Business

UK's new oil find: How big is it?

Wytch Farm Oilfield in Eastern Dorset: Image copyright Science Photo Library
Image caption Wytch Farm Oilfield in England's eastern Dorset: The largest onshore oil field in western Europe

Exploration firm UK Oil & Gas Investments (UKOG) says it has made "a very significant discovery" of oil in southern England that could amount to 100 billion barrels. But is it really there, and how easy will it be to get at it?

How big a find is this?

The find is - in theory - a huge one. Even so, UKOG have said that out of 100 billion barrels potentially underground, only an absolute maximum of 15 billion barrels could be extracted from the field.

Nonetheless, this would be 10 times bigger than the biggest oil field found in the last 20 years in the North Sea.

CIBC strategist Jeremy Stretch says we should treat the estimates with caution. He said: "There remains a considerable divergence between estimates of reserves and the potential degree of extraction.

"Recovery rates are low and, of course, there is no estimate in terms of timescales.

"By its very nature of being onshore, this suggests that any infrastructure or extraction would need to be commensurate with the surroundings, suggesting recovery may be a slow process."

What could it mean for the UK economy?

It looks as though this oil - if it is there - will be cheap to extract. That's good news for an industry trying to make money from an oil price that has halved over the last year.

Oil analyst Malcolm Bracken from Redmayne Bentley says: "Even in this environment, with low oil prices, this project could be viable because it is onshore, whereas a lot of other oil discoveries would be more expensive.

"The oil would be fairly easy to get at - because of the way the rock is structured."

Oil extraction is a blessing for the Treasury because of the tax it brings in.

CIBC's Mr Stretch says: "A substantial find would help energy security, a factor which should not be understated.

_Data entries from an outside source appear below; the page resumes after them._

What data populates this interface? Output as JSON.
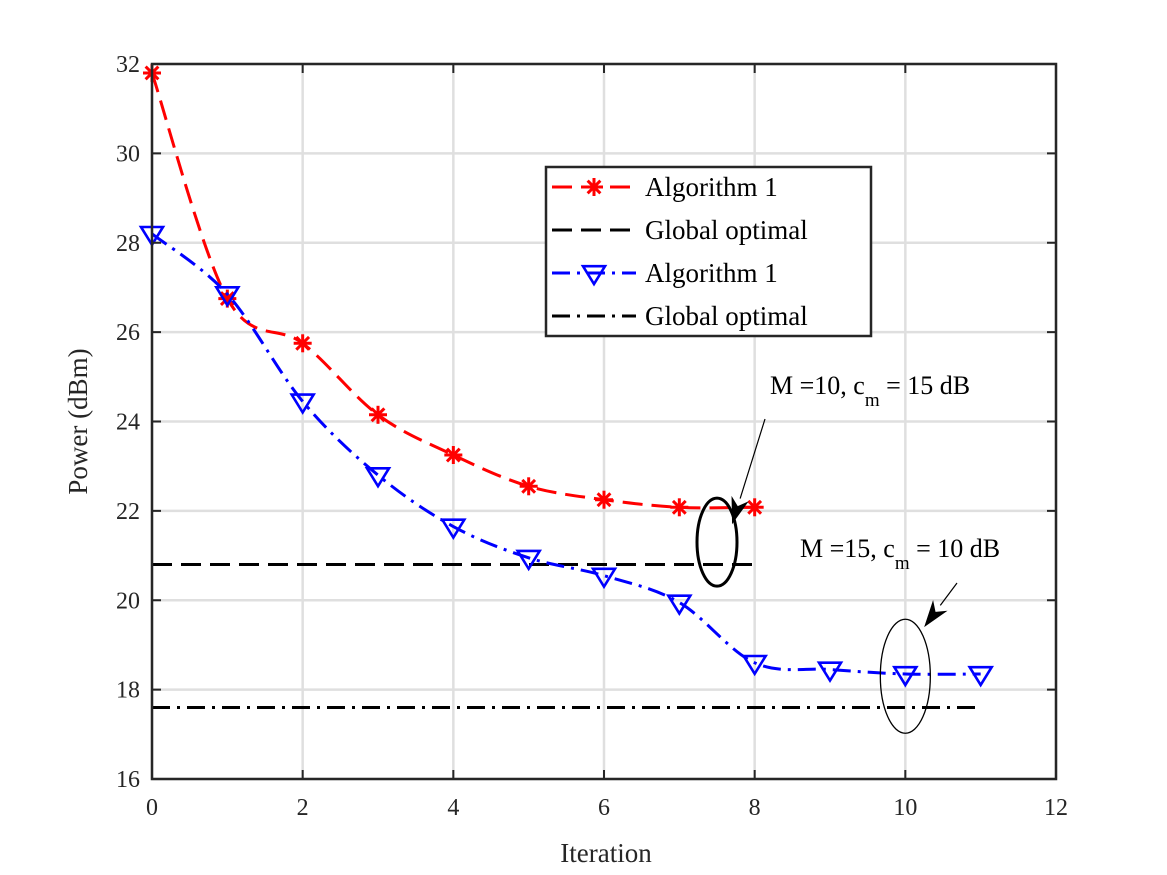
{
  "chart_data": {
    "type": "line",
    "xlabel": "Iteration",
    "ylabel": "Power (dBm)",
    "xlim": [
      0,
      12
    ],
    "ylim": [
      16,
      32
    ],
    "xticks": [
      0,
      2,
      4,
      6,
      8,
      10,
      12
    ],
    "yticks": [
      16,
      18,
      20,
      22,
      24,
      26,
      28,
      30,
      32
    ],
    "grid": true,
    "legend_position": "upper-center",
    "series": [
      {
        "name": "Algorithm 1",
        "group": "M=10",
        "color": "#ff0000",
        "line_style": "dashed",
        "marker": "asterisk",
        "x": [
          0,
          1,
          2,
          3,
          4,
          5,
          6,
          7,
          8
        ],
        "values": [
          31.8,
          26.75,
          25.75,
          24.15,
          23.25,
          22.55,
          22.25,
          22.08,
          22.08
        ]
      },
      {
        "name": "Global optimal",
        "group": "M=10",
        "color": "#000000",
        "line_style": "dashed",
        "marker": "none",
        "x": [
          0,
          8
        ],
        "values": [
          20.8,
          20.8
        ]
      },
      {
        "name": "Algorithm 1",
        "group": "M=15",
        "color": "#0000ff",
        "line_style": "dashdot",
        "marker": "triangle-down",
        "x": [
          0,
          1,
          2,
          3,
          4,
          5,
          6,
          7,
          8,
          9,
          10,
          11
        ],
        "values": [
          28.2,
          26.85,
          24.45,
          22.8,
          21.65,
          20.95,
          20.55,
          19.95,
          18.6,
          18.45,
          18.35,
          18.35
        ]
      },
      {
        "name": "Global optimal",
        "group": "M=15",
        "color": "#000000",
        "line_style": "dashdot",
        "marker": "none",
        "x": [
          0,
          11
        ],
        "values": [
          17.6,
          17.6
        ]
      }
    ],
    "annotations": [
      {
        "group": "M=10",
        "text_main": "M =10, c",
        "text_sub": "m",
        "text_tail": " = 15 dB",
        "ellipse_center": [
          7.5,
          21.3
        ],
        "arrow_to": [
          7.7,
          21.7
        ]
      },
      {
        "group": "M=15",
        "text_main": "M =15, c",
        "text_sub": "m",
        "text_tail": " = 10 dB",
        "ellipse_center": [
          10,
          18.3
        ],
        "arrow_to": [
          10.25,
          19.4
        ]
      }
    ]
  }
}
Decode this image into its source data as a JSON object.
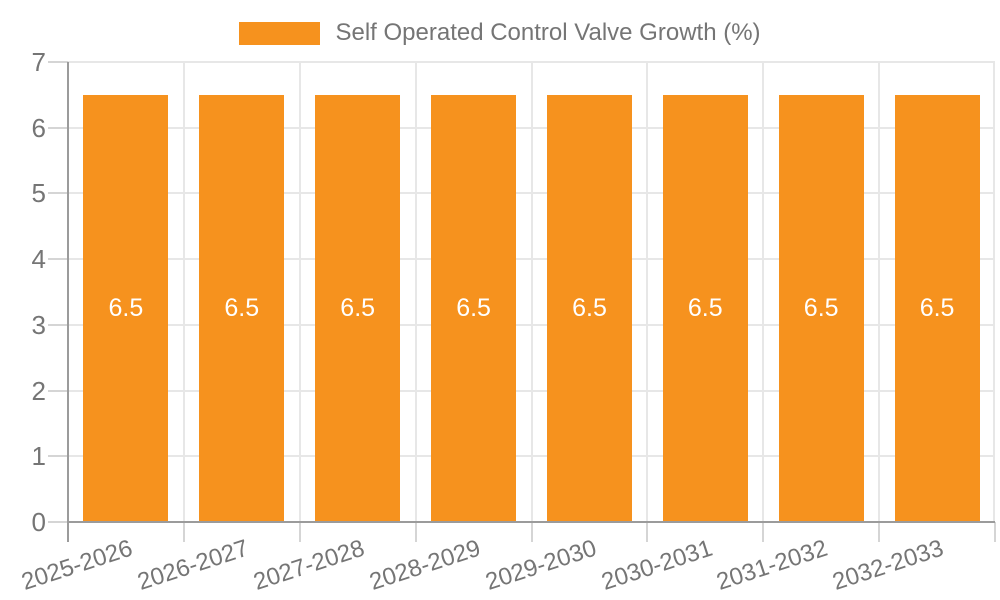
{
  "chart_data": {
    "type": "bar",
    "title": "",
    "legend_position": "top",
    "grid": true,
    "categories": [
      "2025-2026",
      "2026-2027",
      "2027-2028",
      "2028-2029",
      "2029-2030",
      "2030-2031",
      "2031-2032",
      "2032-2033"
    ],
    "series": [
      {
        "name": "Self Operated Control Valve Growth (%)",
        "values": [
          6.5,
          6.5,
          6.5,
          6.5,
          6.5,
          6.5,
          6.5,
          6.5
        ]
      }
    ],
    "ylim": [
      0,
      7
    ],
    "yticks": [
      0,
      1,
      2,
      3,
      4,
      5,
      6,
      7
    ],
    "xlabel": "",
    "ylabel": "",
    "colors": {
      "bar": "#F6921E",
      "bar_label": "#FFFFFF",
      "axis": "#9B9B9B",
      "gridline": "#E7E7E7",
      "tick": "#D5D5D5",
      "text": "#757575",
      "background": "#FFFFFF"
    }
  }
}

"Should we see an uptick in oil production, over time, that would benefit the trade cycle and is likely to provide some support for the currency over the longer term."

How long before they start drilling?

There's a lot more to be done first, and the numbers are still pretty vague.

David Aron, managing director of Petroleum Development Consultants, says: 'It's much too premature to predict when we can start extracting from this.

"First, they need to do further testing to get some idea of the area of it, then test to see if the wells are productive.

"Previous cases where oil production was not as big as was thought include Regal Petroleum in Romania. It said they had trillions of cubic metres of gas, but after testing the well, it produced at a low rate and it was a small area.'

Image caption Surrey oilfields? Planning and environmental objections will be the biggest obstacle for oil companies

How much onshore oil is there in the UK?

Oil extraction has been going on in the UK since 1851, according to the United Kingdom Onshore Oil and Gas industry body.

The largest onshore oil field in western Europe was opened in 1973 at Wytch Farm Oilfield in Eastern Dorset, in an area of outstanding natural beauty.

There are currently around 120 UK sites with 250 operating wells producing between 20,000 and 25,000 barrels of oil equivalent a day, concentrated in southern England, the Midlands, South Wales and central Scotland.

Last year, the British Geological Survey (BGS) produced a report suggesting there were 4.4 billion barrels of oil trapped in shale rock under southern England - which would need fracking to get it out.

This latest discovery, if accurate, would be easier and cheaper to exploit. But the oil is sitting under wealthy residential suburbs and protected environmental areas.

Environmental pressure groups are not keen. Greenpeace UK chief scientist Dr Doug Parr said: "Dotting the English countryside with drilling rigs and pipelines to squeeze the last drop of oil out of Britain doesn't make any sense.

"It's time we uncoupled our economy from the dangerous roller-coaster of fossil fuels and invested in the clean technologies that can provide safe and cheap energy for decades to come."

As Redmayne Bentley's Mr Bracken says: "They could start drilling now if they wanted. The real problem in the UK isn't technical, it all depends on land legislation and planning."